The first portion of our system is focused on understanding the morphology, or word structure, of language using bigrams which are two-letter sequences within words. The program was developed first in C++, and then translated into Java to take advantage of the ability to use non-standard characters. We use frequency distributions and differences between them to define and distinguish languages. English and French texts were analyzed to determine a difference threshold of 55 before the texts are considered to be in different languages. The program was also tested with Spanish texts and found to work with the same threshold, and the frequency distributions for the individual languages were analyzed.

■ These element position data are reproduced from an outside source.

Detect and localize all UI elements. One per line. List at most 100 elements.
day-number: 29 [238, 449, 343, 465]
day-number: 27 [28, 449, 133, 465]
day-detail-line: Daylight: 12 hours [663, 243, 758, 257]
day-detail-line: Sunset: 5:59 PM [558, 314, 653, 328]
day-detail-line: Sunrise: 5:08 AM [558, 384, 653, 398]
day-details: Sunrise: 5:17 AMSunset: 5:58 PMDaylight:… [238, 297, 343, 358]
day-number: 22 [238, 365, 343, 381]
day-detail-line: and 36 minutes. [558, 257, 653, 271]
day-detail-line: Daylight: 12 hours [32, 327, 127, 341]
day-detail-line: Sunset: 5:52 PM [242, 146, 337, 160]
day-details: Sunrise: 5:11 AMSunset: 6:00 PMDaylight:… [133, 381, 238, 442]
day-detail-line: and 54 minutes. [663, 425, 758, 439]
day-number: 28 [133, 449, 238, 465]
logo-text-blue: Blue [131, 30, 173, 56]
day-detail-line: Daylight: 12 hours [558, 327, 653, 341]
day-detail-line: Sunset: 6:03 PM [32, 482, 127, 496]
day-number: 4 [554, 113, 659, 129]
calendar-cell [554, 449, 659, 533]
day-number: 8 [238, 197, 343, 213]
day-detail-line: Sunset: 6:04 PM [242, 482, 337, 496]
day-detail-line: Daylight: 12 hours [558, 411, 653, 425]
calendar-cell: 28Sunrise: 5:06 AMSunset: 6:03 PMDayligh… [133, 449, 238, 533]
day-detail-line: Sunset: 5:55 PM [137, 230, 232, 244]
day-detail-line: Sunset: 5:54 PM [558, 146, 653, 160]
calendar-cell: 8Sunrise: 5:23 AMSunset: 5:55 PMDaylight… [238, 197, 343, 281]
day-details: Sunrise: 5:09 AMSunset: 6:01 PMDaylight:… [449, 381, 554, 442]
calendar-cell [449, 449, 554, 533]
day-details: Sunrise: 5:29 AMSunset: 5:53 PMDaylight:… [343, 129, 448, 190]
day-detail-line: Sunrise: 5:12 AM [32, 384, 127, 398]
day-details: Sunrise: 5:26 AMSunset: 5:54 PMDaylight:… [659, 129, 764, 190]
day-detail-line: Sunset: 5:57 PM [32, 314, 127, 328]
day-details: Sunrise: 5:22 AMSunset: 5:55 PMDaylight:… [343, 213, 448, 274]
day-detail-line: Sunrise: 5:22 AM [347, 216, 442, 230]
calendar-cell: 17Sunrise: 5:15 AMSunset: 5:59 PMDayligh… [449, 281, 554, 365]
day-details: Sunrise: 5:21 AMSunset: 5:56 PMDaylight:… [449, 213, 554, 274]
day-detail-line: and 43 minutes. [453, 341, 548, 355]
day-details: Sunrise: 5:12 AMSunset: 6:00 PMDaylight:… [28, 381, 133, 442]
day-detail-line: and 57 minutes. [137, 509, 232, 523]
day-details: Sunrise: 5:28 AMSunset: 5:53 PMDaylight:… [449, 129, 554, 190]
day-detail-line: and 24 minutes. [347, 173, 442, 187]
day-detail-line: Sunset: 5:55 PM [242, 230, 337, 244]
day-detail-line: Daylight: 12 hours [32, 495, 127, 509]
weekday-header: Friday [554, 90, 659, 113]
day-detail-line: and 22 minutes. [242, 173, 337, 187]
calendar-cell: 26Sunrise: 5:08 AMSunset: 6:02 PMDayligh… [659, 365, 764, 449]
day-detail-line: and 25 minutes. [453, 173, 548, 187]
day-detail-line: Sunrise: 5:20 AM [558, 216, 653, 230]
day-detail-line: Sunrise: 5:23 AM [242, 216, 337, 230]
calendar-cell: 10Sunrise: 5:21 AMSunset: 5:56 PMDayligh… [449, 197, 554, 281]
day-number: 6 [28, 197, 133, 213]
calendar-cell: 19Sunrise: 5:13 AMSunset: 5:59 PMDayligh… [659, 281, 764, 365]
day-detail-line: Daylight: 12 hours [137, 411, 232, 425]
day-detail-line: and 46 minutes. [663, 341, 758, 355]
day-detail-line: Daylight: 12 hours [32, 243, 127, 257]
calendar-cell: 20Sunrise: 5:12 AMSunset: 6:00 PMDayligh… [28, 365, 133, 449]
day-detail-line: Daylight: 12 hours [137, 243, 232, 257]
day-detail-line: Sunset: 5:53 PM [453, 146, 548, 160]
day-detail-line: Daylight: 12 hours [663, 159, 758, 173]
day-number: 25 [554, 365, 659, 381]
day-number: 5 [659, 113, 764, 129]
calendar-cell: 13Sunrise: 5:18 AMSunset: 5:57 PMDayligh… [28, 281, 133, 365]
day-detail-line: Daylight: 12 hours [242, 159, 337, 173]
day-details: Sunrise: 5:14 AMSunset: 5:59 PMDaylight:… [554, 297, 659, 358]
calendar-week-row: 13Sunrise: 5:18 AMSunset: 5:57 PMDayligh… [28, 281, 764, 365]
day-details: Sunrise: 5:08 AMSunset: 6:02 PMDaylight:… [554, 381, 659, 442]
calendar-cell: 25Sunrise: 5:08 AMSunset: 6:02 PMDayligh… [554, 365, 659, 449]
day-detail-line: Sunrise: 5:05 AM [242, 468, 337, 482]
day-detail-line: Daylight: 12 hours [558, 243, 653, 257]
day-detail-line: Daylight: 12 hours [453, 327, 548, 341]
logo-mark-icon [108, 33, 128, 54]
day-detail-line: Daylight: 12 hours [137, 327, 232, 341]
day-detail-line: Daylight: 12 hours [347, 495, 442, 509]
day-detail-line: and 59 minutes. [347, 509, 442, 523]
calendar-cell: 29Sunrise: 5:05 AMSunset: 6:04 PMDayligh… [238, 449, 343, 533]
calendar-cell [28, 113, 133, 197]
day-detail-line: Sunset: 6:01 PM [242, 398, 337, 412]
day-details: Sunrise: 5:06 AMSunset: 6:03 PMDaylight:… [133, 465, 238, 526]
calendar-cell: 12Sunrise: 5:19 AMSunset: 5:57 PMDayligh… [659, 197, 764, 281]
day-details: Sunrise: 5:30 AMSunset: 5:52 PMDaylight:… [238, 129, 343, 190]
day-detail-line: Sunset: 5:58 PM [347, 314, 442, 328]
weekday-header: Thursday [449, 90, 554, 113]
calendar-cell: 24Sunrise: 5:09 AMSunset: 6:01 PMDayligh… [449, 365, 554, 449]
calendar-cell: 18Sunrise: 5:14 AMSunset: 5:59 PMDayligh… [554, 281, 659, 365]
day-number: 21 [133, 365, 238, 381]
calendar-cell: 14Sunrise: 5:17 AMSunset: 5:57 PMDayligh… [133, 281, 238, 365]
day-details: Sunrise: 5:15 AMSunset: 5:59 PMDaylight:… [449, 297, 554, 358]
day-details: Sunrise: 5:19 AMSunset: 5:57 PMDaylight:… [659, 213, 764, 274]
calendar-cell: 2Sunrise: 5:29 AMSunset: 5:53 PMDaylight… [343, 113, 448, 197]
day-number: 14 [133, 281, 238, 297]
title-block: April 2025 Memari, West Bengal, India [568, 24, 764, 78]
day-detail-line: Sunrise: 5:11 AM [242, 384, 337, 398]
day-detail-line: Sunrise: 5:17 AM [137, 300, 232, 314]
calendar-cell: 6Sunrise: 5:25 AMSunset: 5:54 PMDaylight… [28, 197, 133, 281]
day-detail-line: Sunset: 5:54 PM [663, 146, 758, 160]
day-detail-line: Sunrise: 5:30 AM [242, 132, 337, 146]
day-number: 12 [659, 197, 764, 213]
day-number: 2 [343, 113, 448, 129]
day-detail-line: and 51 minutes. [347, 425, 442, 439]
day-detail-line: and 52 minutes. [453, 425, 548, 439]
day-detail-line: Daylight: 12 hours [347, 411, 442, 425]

The second portion of our system focuses on gaining an understanding of syntax, or sentence structure, of a language using a recursive method. The program uses one of two possible methods to analyze given sentences based on either sentence patterns or surrounding words. Both methods have been implemented in C++. Using a minimum of initial input, the program is able to understand the structure of simple sentences and learn new words.
In addition, we have provided some suggestions regarding future work and potential extensions of the existing program. We have described how the program might currently analyze certain sentence constructs along with how the program could be edited to provide better understanding. We have also made suggestions regarding how to implement a computationally intuitive understanding of semantics, or the meanings of words in a language.